Energy efficient lighting is not new to us.
In fact, 2019 marked the fifth year in a row that electricity in the United States decreased, due in part to US electricity consumers replacing incandescent light bulbs with LEDs.[i] Here at Rogers, we have seen an exponential increase in LED lighting retrofit requests and projects, with a 14% increase from 2015-2019. No industry is excluded: retail, commercial real estate, warehousing and distribution and restaurant.
LED lighting isn’t the only piece of the sustainability puzzle for the electrical industry. Recently, 3D printing has joined the conversation. While the concept and uses of 3D printing aren’t new to us (in fact, it dates back to the 80s), the idea that trade industries can use it to create necessary parts and components is still new. In construction, it can even be used to print entire buildings.

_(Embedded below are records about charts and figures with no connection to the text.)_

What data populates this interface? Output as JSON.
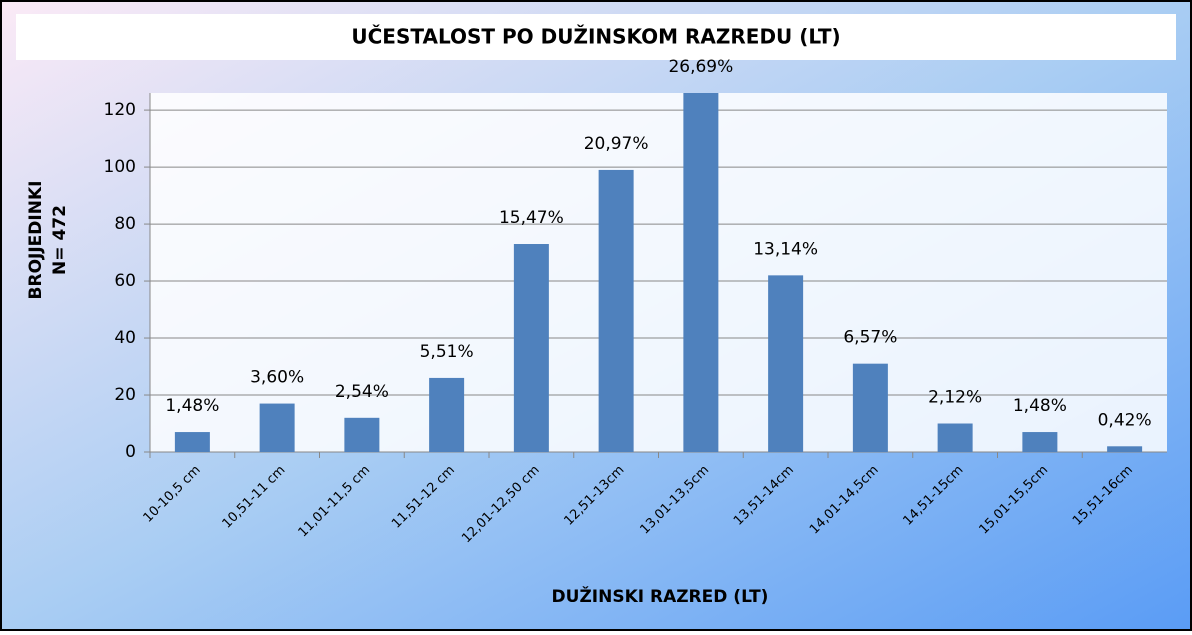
{
  "chart_data": {
    "type": "bar",
    "title": "UČESTALOST PO DUŽINSKOM RAZREDU (LT)",
    "x_label": "DUŽINSKI RAZRED (LT)",
    "y_label": [
      "BROJJEDINKI",
      "N= 472"
    ],
    "categories": [
      "10-10,5 cm",
      "10,51-11 cm",
      "11,01-11,5 cm",
      "11,51-12 cm",
      "12,01-12,50 cm",
      "12,51-13cm",
      "13,01-13,5cm",
      "13,51-14cm",
      "14,01-14,5cm",
      "14,51-15cm",
      "15,01-15,5cm",
      "15,51-16cm"
    ],
    "values": [
      7,
      17,
      12,
      26,
      73,
      99,
      126,
      62,
      31,
      10,
      7,
      2
    ],
    "value_labels": [
      "1,48%",
      "3,60%",
      "2,54%",
      "5,51%",
      "15,47%",
      "20,97%",
      "26,69%",
      "13,14%",
      "6,57%",
      "2,12%",
      "1,48%",
      "0,42%"
    ],
    "color": "#4f81bd",
    "ylim": [
      0,
      126
    ],
    "yticks": [
      0,
      20,
      40,
      60,
      80,
      100,
      120
    ],
    "grid": true
  }
}
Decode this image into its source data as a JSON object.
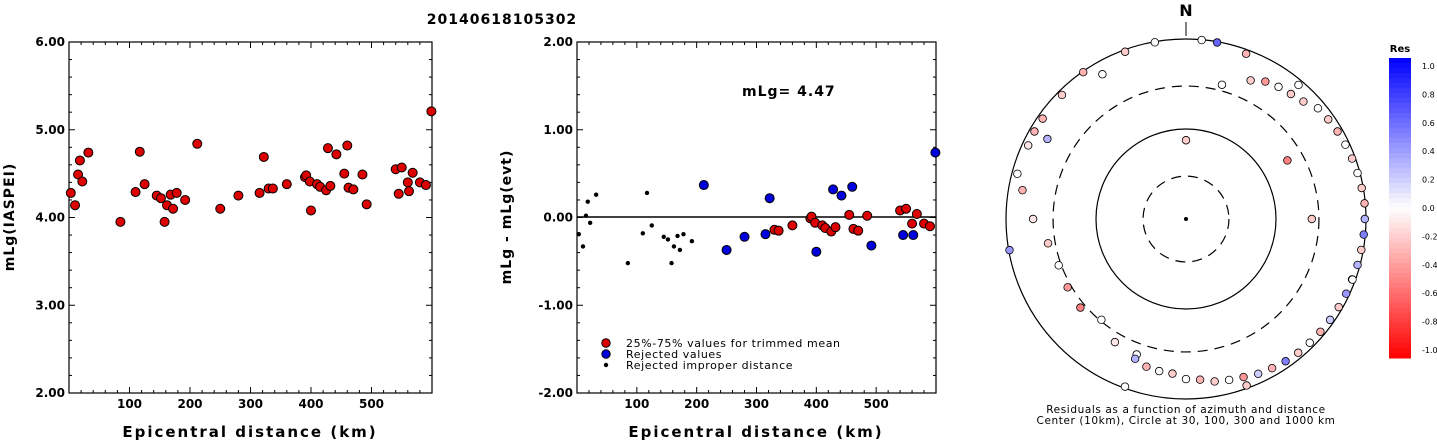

This is just the beginning – in New York, the Lighting Research Center (LRC) has partnered with the Eaton Corporation to develop a fully 3D printed LED-integrated luminaire. Funded by the US Department of Energy, this project aims to overcome “the barriers for the adoption of additive manufacturing technology applied to solid-state lighting (SSL).” Over the next two years, the LRC will conduct research to investigate whether 3D printed luminaire systems can be more cost effective – and more sustainable. Is this possible? Absolutely! 3D printing can be considered a greener manufacturing method because it minimizes the amount of material used, guaranteeing less waste. And as its accessibility continues to grow, the logistics and travel issues are also minimized. [ii]
Imagine being able to order mass quantities of LED bulbs and reducing the lead time, shipping costs, and potential shortage errors… all because you can print the order right in your own warehouse! While this dream may still be a long way off, Eaton and the LRC aren’t the only ones to explore how 3D printing can change the lighting industry. Philips Lighting Telecaster is a new venture that has found great success in 3D printing architectural lighting. The Philips research team in Eindhoven, Netherlands has dramatically increased the speed and lowered the cost of printing their volume of luminaire lines. To date, they have developed numerous styles of fixtures: decorative pendants, track spots, downlight, and even large high-bay fixtures. [iii]
So, what does this mean for the LED lighting industry and the sustainability market? It means new options, better profitability, quicker ROI, and – of course – a huge benefit to the earth. This new movement is definitely one to follow.